Sick Around the World

The World Health Organization ranks the Untied States health care system as 37th in the world in terms of quality and fairness. We can learn lessons from other countries. The health care system in Great Britain may seem too close to socialism for Americans, the NHS covers everybody, there are no fees, the system covers everybody. Great Britain also has has longer life expectancy and lower infant mortality than the United States. Although there is good care in Great Britain, patients must wait to see a doctor. The health care is paid for out of tax revenue, so essentially the government owns the hospital. Because of this, doctors are salary government employees, and most people in Britain like the system. Most British people go their whole lives without ever getting a medical bill, so there is no medical bankruptcy. Nigel Hawks from the Times offers a critical perspective: primary care and family doctor service is very good, emergency care is not as good, and elective care has improved as waiting times have decreased. In America, health care providers compete to make more money, in Britain, they compete to survive. They do not want to lose patients. Bonuses that GP’s have the ability to receive are incentives to keep people healthy, so GPs aggressively promote services.

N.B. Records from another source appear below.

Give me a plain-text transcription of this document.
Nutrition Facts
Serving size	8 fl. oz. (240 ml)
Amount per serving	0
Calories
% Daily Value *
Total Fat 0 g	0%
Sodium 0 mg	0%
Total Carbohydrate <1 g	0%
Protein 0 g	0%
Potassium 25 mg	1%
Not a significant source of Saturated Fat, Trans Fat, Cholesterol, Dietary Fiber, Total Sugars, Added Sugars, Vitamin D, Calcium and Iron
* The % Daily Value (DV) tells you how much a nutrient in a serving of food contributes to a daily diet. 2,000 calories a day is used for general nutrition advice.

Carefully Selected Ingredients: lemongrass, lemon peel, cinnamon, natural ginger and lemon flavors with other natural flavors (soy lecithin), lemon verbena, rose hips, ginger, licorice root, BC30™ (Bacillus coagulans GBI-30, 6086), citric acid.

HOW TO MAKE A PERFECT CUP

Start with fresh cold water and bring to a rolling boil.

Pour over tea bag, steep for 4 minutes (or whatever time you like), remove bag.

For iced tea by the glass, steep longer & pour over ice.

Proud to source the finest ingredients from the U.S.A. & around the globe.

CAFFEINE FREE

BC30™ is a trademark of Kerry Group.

Tokyo, Japan has a capitalistic economy, and is the second richest country in the world. The health care system in Japan covers every body, and they still spend half as much per capita on health care in comparison to the U.S. They do not pay for health care through high taxes, like Britain does. The government pays for those that cannot afford it. Doctors offices and hospitals are private, and surveys show high satisfaction among Japanese population. Annual physicals keep population healthy. Japan also has more technology than Americans and Brits do in terms of health care, and costs are .5% of its operating costs, which are very low in comparison to U.S. costs. Additionally in Japan, there is no waiting list to see a doctor or specialist. Although Japan has the longest life expectancy in the world, it is 50% in financial deficit: they spend too little on medicine, and prices are not high enough to balance the books. Price increases in the future will be needed to help hospitals from growing broke (In U.S., patients go broke over financial costs).

Germany is the third richest country in the world. As for health care, they have the same waiting time as the U.S.  Premiums are paid based on incomes to private sharers, and there are many to choose from. The quality is excellent, there is no difference between U.S. and Germany. Standard prices are negotiated before being put on the market. Also, drugs are cheaper in Germany than in the U.S. because sickness funds negotiate these prices as well. Hospitals themselves cannot raise prices. The downfall to their system is that by U.S. standards, the doctors are not paid very well. Doctors protested in Berlin in organized marches, but nothing changed.

Taiwan looked abroad for healthcare ideas. In this small island country, one government insurer collects money and no one can otp out. This is similar to medicare for elderly in the United States. There is no wait time in Taiwan, and health care providers are open on weekends. They have the lowest administrative cost in the world. They spend little on healthcare, but they are still in debt.

Switzerland offers high quality universal coverage and forces everyone to have healthcare. The Swiss view healthcare as a basic human right.